The term encompasses practically anything powered by an electrical source such as a power socket or a battery, including desktop computers, laptops, mobile phones, keyboards and mobile phone batteries. It also includes home appliances, such as TVs, fridges, air conditioners, washing machines, rice cookers, microwave and toaster ovens, electric kettles, food processors and blenders, electric fans, DVD/video/music players, radios, hi-fis, vacuum cleaners, lighting fixtures and lamps, electronic toys, batteries, sports and leisure equipment and more.
Jessie Sword of Cook Islands General Transport said e-waste was mostly made up of metal and plastic components, but also contained small amounts of heavy metals and substances that could cause pollution and health concerns.
“We started in June, and we are now into our third month. The response from the general public, including home owners and commercial entities has been really good.
“We have been receiving e-waste products in a very orderly manner. The general feedback is that it’s been long overdue. What we try to provide is a long term solution and not a short term fix.
“We understand we’re always going to have imported products on the island, so we need a facility that will take care of these products when they are no longer viable.”
Sword said fees were usually charged for every product received at the company’s collection facility, but at present the service was free thanks to a regional programme organised by the Secretariat of the Pacific Regional Environment Programme (SPREP), known as PacWaste.
“The programme pays for all the domestic waste fees. But once the programme’s allocated budget runs out, people will have to pay the fees themselves. A similar programme is run in other Pacific countries and right now, Rarotonga residents still have time to bring in these products and avoid paying anything.”
Sword said the recycling division was progressing well with its work and she hoped many more people would drop off their e-waste instead of just dumping it on the roadside.
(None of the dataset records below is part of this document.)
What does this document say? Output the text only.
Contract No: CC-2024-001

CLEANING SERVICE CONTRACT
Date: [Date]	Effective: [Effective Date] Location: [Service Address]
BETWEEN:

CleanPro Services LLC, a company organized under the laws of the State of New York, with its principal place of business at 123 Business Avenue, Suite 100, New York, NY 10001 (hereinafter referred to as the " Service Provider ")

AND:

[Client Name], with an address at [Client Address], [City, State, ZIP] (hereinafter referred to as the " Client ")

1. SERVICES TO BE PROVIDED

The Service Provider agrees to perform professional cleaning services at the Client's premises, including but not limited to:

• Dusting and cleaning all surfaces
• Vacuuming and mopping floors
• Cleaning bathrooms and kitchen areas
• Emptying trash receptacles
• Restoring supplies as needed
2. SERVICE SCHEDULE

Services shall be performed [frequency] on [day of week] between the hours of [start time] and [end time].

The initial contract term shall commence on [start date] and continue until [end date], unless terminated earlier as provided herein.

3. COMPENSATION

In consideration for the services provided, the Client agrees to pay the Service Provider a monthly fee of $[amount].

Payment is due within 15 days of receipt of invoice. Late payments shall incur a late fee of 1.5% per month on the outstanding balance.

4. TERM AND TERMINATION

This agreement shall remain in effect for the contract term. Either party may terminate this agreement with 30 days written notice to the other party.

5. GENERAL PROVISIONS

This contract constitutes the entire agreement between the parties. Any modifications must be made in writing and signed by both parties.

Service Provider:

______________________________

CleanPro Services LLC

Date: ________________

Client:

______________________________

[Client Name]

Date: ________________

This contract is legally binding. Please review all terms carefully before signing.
“We collect it, we strip it, we sort it, we categorise it, we compact it and then we put it in a shipping container and send it to New Zealand.
“A lot of labour resources are required as well as some technical know-how-to, as to what can or can’t be recycled.
“We will be sending a shipping container to an electronic manufacturer based in Singapore later this year as part of the conditions of the PacWaste programme.”
Sword said many island residents had been hoarding e-waste products because there was nowhere to get rid of them.
“It’s actually providing a long term solution for imported products that have no more life. This is a small island and we have a landfill that is filling up far too fast, mainly because we have a lot of waste products that are dumped instead of being recycled.
“A lot of our people want to do the right thing. We value our environment as it is very important for our economic growth and sustainability to ensure our environment is pristine condition for people who visit our island. It is also important for those of us who live here.
“It’s all about getting people to understand that instead of just discarding these electronic waste products on the side of the road, they can bring it over to our facility which is open six days a week.”